Ainsi qu’il l’a été indiqué, Madame [R], représentant la SCM en cours de formation, n’était tenue par aucune promesse unilatérale ou synallagmatique de contrat. Aucun contrat n’a été établi entre elle-même et la SCI PIERRE ALBERT qui devra lui restituer la somme de 500 euros versée dans l’optique de la signature du bail qui n’a jamais eu lieu. Le jugement déféré sera confirmé

en ce qu’il a condamné la SCI PIERRE ALBERT à lui restituer la somme de 500 euros avec intérêts au taux légal à compter de la décision.

Sur la demande de dommages et intérêts formée par Madame [R]

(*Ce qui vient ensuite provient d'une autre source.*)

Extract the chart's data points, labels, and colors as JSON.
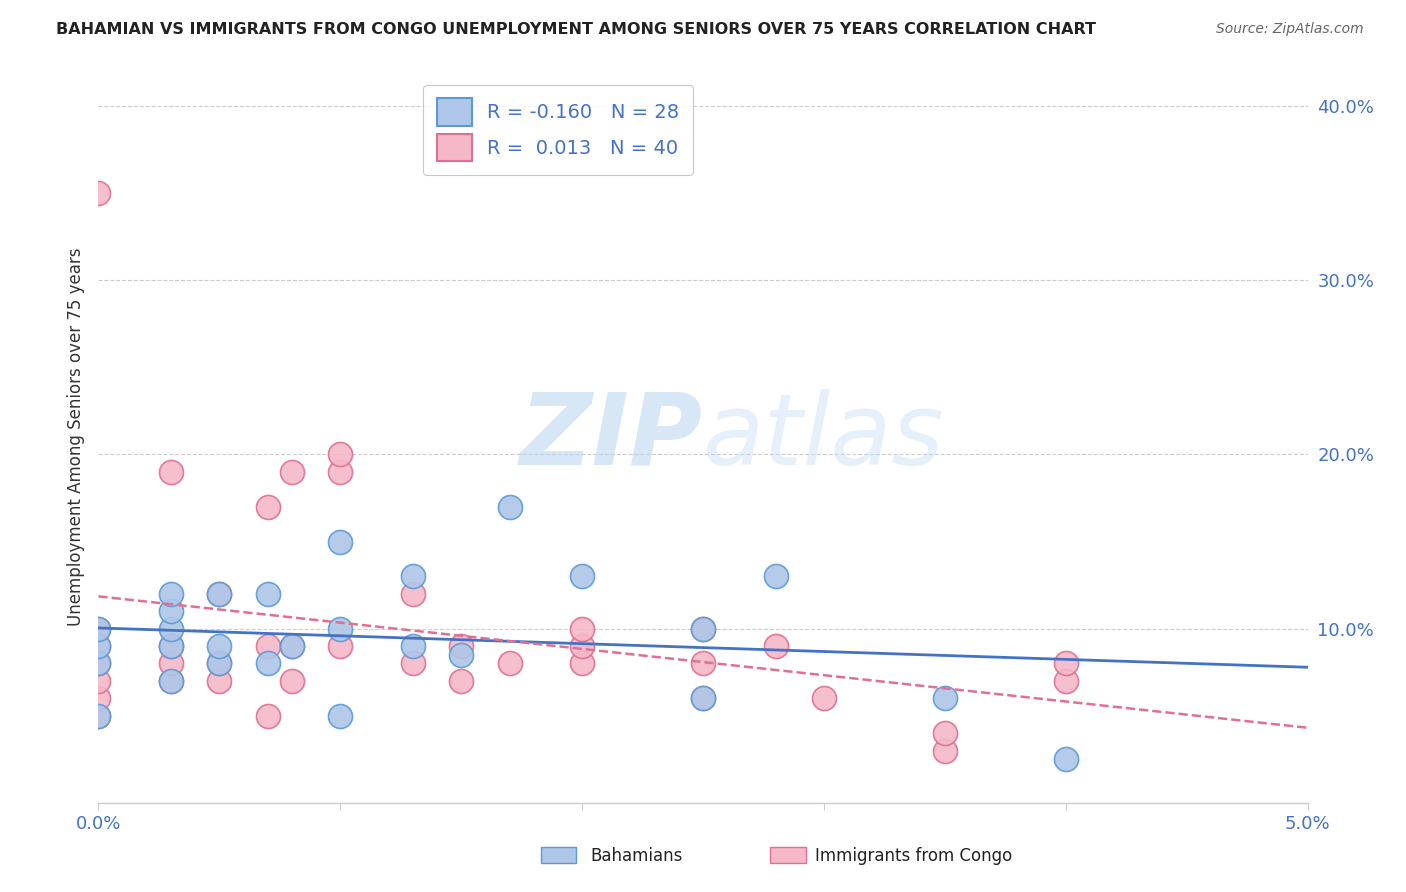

Madame [R] ne justifie pas avoir subi un préjudice financier ou moral lié au comportement de la gérante de la SCI PIERRE ALBERT. Elle sera déboutée de cette demande. Le jugement déféré sera confirmé sur ce point.

Sur les dépens et sur l’article 700 du code de procédure civile

La SCI PIERRE ALBERT est essentiellement succombante. Elle sera condamnée aux dépens de première instance et d’appel. Elle sera déboutée de ses demandes au titre des frais irrépétibles qu’elle a engagés en première instance et en appel.

Il n’est pas équitable de laisser à la charge de Madame [R] les frais irrépétibles qu’elle a exposés en première instance et en appel.

Le jugement déféré qui a mis les dépens à la charge de la SCI PIERRE ALBERT et qui l’a condamnée à verser à Madame [R] la somme de 1000 euros sur le fondement de l’article 700 du code de procédure civile sera confirmé.

La SCI PIERRE ALBERT sera en outre condamnée à verser à Madame [R] la somme de 1500 euros au titre des frais irrépétibles exposés par cette dernière en appel.

PAR CES MOTIFS,

La cour, statuant publiquement, par arrêt contradictoire, par mise à disposition au greffe

CONFIRME le jugement déféré en toutes ses dispositions,

Y AJOUTANT,

CONDAMNE la SCI PIERRE ALBERT à verser à Madame [N] [R] la somme de 1500 euros sur le fondement de l’article 700 du code de procédure civile, au titre des frais irrépétibles qu’elle a exposés en appel,

CONDAMNE la SCI PIERRE ALBERT aux dépens de la présente procédure.